What parents need to know about strep A
Strep A has been in the headlines in the US and Europe after the UK Health Security Agency (UKHSA) announced higher than usual cases of invasive group A streptococcus (iGAS), a rare but serious strep A infection, in children in the UK this season. These severe cases have led to 60 deaths, 15 of them in children under 18, since September.
The Centers for Disease Control and Prevention (CDC) is also investigating a potential increase in iGAS cases in children in the US beginning November 1, two American children have died of streptococcal A infections.
Although the news about serious strep A infections and deaths is worrisome, the vast majority of these infections are mild and can be treated at home. Dr. Tiffany Kimbroughpediatrician at Children’s Hospital of Richmond at VCU, he tells Yahoo Life.
However, experts say it’s important for parents to know the signs of a strep A infection and when to see a doctor.
First, how do you get strep A?
Streptococcus A, also called group A strep (group A strep), is a type of bacteria that tends to infect the upper respiratory tract, causing infections such as strep throat, but also skin and respiratory infections. Dr Kiley Trott, a pediatric otolaryngologist at Yale Medicine, tells Yahoo Life. These skin infections include impetigo Y cellulitis.
Streptococcus A is highly contagious, spreads easily from person to person, Katie M Acquino, medical director of Baptist Health Urgent Care Express Palm Beach, told Yahoo Life. “Some of the most common ways it can be spread is through close contact with someone who has strep, by sharing food, drinks, or even by breathing in its air droplets,” she says.
You can also get it by touching a surface with the bacteria on it and then touching your eyes, nose or mouth, Kimbrough says, or by touching it. touching sores or fluid from sores on the skin of a person with strep A.
What are the symptoms of a strep A infection?
The most common symptom of strep A is a sore throat, often referred to as strep throat, says Kimbrough. “It can be quite painful, especially when swallowing,” she says.
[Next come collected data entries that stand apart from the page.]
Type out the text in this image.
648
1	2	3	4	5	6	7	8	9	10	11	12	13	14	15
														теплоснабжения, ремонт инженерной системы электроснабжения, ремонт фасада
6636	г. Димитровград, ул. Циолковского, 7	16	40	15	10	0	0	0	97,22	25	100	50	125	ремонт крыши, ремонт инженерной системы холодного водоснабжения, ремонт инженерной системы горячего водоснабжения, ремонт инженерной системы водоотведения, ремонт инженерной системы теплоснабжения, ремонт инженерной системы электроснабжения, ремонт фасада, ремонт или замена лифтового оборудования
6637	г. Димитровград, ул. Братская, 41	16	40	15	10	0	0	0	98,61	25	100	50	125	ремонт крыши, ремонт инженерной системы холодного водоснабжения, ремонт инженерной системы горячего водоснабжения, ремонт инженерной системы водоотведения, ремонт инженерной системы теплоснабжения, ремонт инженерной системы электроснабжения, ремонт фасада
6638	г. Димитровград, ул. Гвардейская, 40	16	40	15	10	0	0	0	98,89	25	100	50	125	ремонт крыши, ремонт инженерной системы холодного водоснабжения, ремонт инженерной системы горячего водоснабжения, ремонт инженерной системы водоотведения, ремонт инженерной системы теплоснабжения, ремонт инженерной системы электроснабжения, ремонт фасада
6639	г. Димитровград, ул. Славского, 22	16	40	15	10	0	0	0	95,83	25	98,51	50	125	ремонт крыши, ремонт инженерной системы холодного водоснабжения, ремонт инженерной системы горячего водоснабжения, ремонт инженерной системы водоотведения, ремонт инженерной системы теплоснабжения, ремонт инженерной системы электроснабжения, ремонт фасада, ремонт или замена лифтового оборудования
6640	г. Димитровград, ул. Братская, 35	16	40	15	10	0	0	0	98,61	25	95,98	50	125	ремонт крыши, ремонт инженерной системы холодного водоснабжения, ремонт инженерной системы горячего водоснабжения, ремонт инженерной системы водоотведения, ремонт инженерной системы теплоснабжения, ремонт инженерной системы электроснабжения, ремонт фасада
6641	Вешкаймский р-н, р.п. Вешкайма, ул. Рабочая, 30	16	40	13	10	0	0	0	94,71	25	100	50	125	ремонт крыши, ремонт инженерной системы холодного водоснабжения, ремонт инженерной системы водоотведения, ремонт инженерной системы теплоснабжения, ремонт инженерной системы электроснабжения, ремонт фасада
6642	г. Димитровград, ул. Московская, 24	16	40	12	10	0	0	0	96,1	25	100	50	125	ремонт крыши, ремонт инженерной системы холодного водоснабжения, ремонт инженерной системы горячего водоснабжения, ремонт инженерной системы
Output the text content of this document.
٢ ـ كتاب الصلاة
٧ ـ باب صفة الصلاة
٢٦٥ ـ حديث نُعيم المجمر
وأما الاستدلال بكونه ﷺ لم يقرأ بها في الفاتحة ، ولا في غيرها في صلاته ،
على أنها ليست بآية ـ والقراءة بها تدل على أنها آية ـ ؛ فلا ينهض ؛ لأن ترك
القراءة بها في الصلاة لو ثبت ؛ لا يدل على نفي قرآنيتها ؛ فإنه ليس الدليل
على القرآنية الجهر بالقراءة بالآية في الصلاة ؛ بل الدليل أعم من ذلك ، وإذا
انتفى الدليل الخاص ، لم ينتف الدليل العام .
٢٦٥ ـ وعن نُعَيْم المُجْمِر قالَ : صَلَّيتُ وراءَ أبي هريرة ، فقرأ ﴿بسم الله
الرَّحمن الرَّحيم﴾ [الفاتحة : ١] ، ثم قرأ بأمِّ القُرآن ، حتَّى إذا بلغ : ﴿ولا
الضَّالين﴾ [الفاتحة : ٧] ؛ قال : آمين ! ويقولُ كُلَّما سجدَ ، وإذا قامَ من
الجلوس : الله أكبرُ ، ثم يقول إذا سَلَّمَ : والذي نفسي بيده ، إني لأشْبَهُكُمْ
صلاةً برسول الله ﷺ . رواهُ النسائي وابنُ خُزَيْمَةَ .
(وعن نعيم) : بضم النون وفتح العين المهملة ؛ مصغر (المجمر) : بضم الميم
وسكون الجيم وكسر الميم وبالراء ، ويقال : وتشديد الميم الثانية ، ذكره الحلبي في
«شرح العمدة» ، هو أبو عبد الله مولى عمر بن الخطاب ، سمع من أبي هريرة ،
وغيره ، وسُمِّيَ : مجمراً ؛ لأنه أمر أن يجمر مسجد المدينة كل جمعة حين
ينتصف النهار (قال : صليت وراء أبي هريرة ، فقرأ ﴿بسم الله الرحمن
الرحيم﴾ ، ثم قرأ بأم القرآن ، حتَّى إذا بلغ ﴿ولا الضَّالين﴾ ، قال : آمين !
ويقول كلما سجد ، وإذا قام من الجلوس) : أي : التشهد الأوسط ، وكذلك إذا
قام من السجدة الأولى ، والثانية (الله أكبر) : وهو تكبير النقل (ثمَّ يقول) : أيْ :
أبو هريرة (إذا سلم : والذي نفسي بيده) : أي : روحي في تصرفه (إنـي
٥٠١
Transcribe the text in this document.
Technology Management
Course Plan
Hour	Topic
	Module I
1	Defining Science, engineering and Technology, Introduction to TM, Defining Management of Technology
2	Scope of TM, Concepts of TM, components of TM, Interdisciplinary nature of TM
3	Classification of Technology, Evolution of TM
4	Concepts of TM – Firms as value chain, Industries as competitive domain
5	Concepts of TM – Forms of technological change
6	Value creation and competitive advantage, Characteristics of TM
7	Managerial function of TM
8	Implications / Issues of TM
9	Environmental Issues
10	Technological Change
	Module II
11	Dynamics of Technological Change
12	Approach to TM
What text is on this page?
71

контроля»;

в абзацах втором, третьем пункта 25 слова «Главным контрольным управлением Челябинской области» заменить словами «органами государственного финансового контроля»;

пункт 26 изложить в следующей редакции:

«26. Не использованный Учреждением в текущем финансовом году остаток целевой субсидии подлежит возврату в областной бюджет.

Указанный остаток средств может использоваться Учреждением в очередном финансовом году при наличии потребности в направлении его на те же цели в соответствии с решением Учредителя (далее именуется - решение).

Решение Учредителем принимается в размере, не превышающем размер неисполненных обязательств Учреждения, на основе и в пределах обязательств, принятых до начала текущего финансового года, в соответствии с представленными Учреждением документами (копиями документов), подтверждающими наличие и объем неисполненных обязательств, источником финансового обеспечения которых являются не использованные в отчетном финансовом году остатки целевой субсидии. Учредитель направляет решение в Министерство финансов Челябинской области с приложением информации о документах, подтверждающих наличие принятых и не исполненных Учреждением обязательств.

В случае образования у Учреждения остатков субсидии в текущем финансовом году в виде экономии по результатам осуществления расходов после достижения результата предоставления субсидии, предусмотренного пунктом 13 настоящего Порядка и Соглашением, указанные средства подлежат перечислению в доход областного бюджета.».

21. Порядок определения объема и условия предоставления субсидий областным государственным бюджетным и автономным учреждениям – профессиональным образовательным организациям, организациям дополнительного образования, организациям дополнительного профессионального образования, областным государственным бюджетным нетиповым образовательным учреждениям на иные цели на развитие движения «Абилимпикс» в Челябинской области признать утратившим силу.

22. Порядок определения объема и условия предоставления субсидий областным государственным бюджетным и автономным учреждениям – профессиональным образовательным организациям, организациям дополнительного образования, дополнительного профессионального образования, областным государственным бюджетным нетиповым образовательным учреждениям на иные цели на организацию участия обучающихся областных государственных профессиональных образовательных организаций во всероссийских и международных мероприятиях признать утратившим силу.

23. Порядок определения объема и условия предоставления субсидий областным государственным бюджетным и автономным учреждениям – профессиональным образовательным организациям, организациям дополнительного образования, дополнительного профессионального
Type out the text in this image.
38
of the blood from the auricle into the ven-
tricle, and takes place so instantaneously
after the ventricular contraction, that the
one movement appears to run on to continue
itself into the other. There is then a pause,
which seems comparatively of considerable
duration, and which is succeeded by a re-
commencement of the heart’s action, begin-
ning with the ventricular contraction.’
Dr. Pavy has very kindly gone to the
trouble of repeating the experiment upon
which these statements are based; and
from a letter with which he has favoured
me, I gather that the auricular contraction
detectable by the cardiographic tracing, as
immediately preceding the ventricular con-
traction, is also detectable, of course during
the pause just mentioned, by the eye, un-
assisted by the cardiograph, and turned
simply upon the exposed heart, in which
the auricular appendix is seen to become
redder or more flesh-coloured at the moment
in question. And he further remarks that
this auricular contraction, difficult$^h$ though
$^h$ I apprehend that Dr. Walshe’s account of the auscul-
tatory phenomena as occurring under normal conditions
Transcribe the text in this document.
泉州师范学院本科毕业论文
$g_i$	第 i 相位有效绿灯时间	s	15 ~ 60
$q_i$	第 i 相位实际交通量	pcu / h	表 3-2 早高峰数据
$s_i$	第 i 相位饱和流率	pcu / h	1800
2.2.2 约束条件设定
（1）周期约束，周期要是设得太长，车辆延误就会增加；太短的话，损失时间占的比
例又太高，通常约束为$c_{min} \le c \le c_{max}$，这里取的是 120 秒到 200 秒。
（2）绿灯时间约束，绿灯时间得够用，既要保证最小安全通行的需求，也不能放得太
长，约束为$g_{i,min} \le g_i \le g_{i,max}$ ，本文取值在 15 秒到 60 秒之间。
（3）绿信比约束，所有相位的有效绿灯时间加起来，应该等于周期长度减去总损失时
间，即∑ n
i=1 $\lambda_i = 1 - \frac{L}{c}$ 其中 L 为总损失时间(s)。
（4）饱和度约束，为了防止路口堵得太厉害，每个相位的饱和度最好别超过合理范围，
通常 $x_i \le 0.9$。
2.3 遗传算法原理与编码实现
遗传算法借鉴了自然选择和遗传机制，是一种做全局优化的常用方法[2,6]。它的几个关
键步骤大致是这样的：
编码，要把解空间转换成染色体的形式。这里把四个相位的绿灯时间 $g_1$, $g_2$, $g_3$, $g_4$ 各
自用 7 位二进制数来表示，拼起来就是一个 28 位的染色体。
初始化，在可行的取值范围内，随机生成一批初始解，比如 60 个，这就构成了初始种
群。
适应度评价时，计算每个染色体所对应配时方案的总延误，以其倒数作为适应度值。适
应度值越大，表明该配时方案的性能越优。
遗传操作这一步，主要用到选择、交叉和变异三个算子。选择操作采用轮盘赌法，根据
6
Although strep throat can occur at any age, it is most common in children and adolescents. from 5 to 15 years.
Other symptoms of strep A infection include fever, headache, swollen lymph nodes in the neck, small red spots on the back of the roof of the mouth, red and swollen tonsils, white spots on the tonsils, nausea or vomiting (especially in young children). ) and rash. , according to Kimbrough. However, she points out that a cough and runny nose are not typical symptoms of strep A and are more likely signs of a viral infection.
Another sign of a strep A infection is a rough, red rash on the face which then spreads to other parts of the body. That can be a sign of scarlet fever, which usually appears a few days after a strep A infection.
When is a strep A infection serious?
Most of the time, strep A only causes mild to moderate illness, Acquino says. But in rare cases, it can become serious if left untreated or if the bacteria spreads to other parts of the body.
Invasive group A streptococcus, which causes the most serious strep A infections, occurs when the bacteria enters the body and evades its defenses, says Trott. This invasion can occur when a person has open sores or other breaks in the skin that allow the bacteria to enter the body.
Trott also notes that people with health conditions that weaken the immune system, such as diabetes, cancer, or kidney disease, are prone to iGAS when they have strep A.
Serious and life-threatening illnesses such as necrotizing fasciitis (flesh-eating disease), meningitis (inflammation of the membranes covering the brain and spinal cord), or toxic shock syndrome also occur with iGAS, according to Trott. Other serious complications of strep A, Acquino says, include rheumatic fever and a kidney disease known as poststreptococcal glomerulonephritis.
Acquino recommends that parents have their children tested for strep when they have a sore throat, to reduce the risk of complications from strep A, especially if the the sore throat is severe and comes on suddenly and is also accompanied by a fever of 101 degrees or higher, difficulty swallowing, or swollen lymph nodes.
If your child experiences symptoms such as bloating, decreased alertness, rapid breathing, changes in skin color, skin ulcers or blisters, severe stomach pain, or decreased urination, Kimbrough recommends seeking medical help immediately.
How is strep A typically treated?
Many symptoms of strep A mimic those of viral infections, such as the flu, Kimbrough says. So before prescribing treatment, a doctor will take a throat culture with a quick swab along the back of the throat.
If the test is positive for strep A, a course of antibiotics, usually penicillin or amoxicillin, may be prescribed for 10 days. Antibiotics are also used to treat scarlet fever. However, finding amoxicillin may not be easy; as Kimbrough points out, the US is currently experiencing amoxicillin shortage.
Acquino notes that the shortage mainly affects amoxicillin oral suspension, which is prescribed primarily for children. “Currently, some pharmacies have called us after prescribing an antibiotic, particularly amoxicillin, informing us that they don’t have the dosage we prescribed, but have been able to change the dosage or delivery method,” she says. That could mean having to “switch from liquid medication to chewable or even tablets,” Acquino says. “Tablets can be crushed and sprinkled into liquids or foods like applesauce” to make it easier for children to swallow the medication.